One reason why it might be handy to have physically persisted computed columns is that it is sometimes more efficient, resource-wise, to perform the computation once than it is perform it over and over again. Some applications may lend themselves to this type of usage. Another reason why you might want to have a physically persisted computed column is to be able to add an index to it. For example, if you need to query a computed column often, and the computed column is virtual, then SQL Server will have to calculate every computed column in every row, and then perform a scan on all of the results to identify which rows to return. But if there was an index on the computed column, all SQL Server would have to do is to perform a quick index lookup, saving a lot of computing resources.
SQL Server 2005 introduces persisted computed columns, and the ability to index the computed column for those cases where this feature makes sense. So this means that every time any factor that affects the computation of a column is made, such as changing the value of a column that is part of the computation of the computed column, that change is physically made in the database, and if appropriate, the related index is updated. This, as you can imagine, induces some overhead in the database if the table with the persisted computed column is subject to many INSERTs, UPDATEs, or DELETEs. As a DBA, it is your job to weigh the pros and cons of using persisted (and possibly indexed) columns and to determine whether using them or not is beneficial to the overall performance of your application.
To create a persisted column in SQL Server 2005, you use the PERSISTED keyword in either the CREATE TABLE or ALTER TABLE statements.
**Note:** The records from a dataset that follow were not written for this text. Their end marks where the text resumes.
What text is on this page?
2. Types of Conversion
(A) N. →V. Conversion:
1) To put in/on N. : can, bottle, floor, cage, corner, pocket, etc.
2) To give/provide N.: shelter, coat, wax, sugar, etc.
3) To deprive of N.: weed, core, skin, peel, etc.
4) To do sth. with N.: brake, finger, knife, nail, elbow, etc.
For example:
CREATE TABLE [dbo].[Invoice_Table](
[Invoice#] [int] IDENTITY(1,1) NOT NULL,
[Invoice_Amount] [money] NOT NULL,
[Invoice_Freight] [money] NOT NULL,
[Invoice_Total] AS ([Invoice_Amount]+[Invoice_Freight]) PERSISTED
) ON [PRIMARY]
Now, if I want to add an index to the PERSISTED Invoice_Total column, I do so like this:
CREATE NONCLUSTERED INDEX [Invoice_Total_Idx] ON [dbo].[Invoice_Table]
(
[Invoice_Total] ASC
) ON [PRIMARY]
You can define indexes on computed columns as long as the following requirements are met:
- Ownership requirements: Computed column must have same owner as the table.
- Determinism requirements: Computed column must always return the same value for the same inputs.
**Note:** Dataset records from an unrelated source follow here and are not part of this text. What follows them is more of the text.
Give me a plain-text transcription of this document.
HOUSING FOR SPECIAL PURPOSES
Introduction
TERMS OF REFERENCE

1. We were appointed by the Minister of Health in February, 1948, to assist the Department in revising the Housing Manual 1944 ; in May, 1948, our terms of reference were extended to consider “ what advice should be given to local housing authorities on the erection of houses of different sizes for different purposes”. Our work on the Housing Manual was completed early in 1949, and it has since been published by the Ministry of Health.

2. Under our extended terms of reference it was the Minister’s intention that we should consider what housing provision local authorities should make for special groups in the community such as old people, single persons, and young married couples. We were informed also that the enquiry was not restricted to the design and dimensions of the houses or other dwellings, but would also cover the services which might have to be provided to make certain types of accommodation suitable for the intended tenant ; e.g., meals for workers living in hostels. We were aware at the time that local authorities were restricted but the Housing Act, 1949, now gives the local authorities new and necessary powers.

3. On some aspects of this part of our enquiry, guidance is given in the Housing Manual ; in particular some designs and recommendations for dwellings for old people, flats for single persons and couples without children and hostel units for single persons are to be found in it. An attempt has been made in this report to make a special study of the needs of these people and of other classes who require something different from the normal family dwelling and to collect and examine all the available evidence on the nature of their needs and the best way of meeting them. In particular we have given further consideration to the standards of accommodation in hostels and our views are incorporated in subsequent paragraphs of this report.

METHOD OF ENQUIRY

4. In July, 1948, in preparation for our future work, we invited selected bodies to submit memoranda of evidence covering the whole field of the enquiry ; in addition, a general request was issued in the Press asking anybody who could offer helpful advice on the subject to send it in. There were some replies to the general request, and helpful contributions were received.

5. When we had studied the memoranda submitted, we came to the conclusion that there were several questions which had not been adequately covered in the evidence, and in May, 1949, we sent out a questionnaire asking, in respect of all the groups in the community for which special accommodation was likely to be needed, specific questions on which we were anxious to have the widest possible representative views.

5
- Precision requirements: Computed column expression must be precise.
- Data type requirements: Computed column must not evaluate to text, ntext, image, float, real.
- SET option requirements: The NUMERIC_ROUNDABORT option must be set to OFF, and the following database options must be set to ON: ANSI_NULLS, ANSI_PADDING, ANSI_WARNINGS, ARITHABORT, CONCAT_NULL_YIELDS_NULL, QUOTED_IDENTIFIER. By default, the ARITHABORT database option is set to OFF, so you must turn it on if you want to create persisted computed columns in a particular database.
If you are aware of any of your databases where computed columns are being queried a lot, and you are running SQL Server 2005, you should seriously evaluate whether or not making the computed column persisted, and indexing the column, will benefit the overall performance of your application. If you try this, be sure you first benchmark query performance before and after the change to see if the change helps more than it hurts performance.
]]>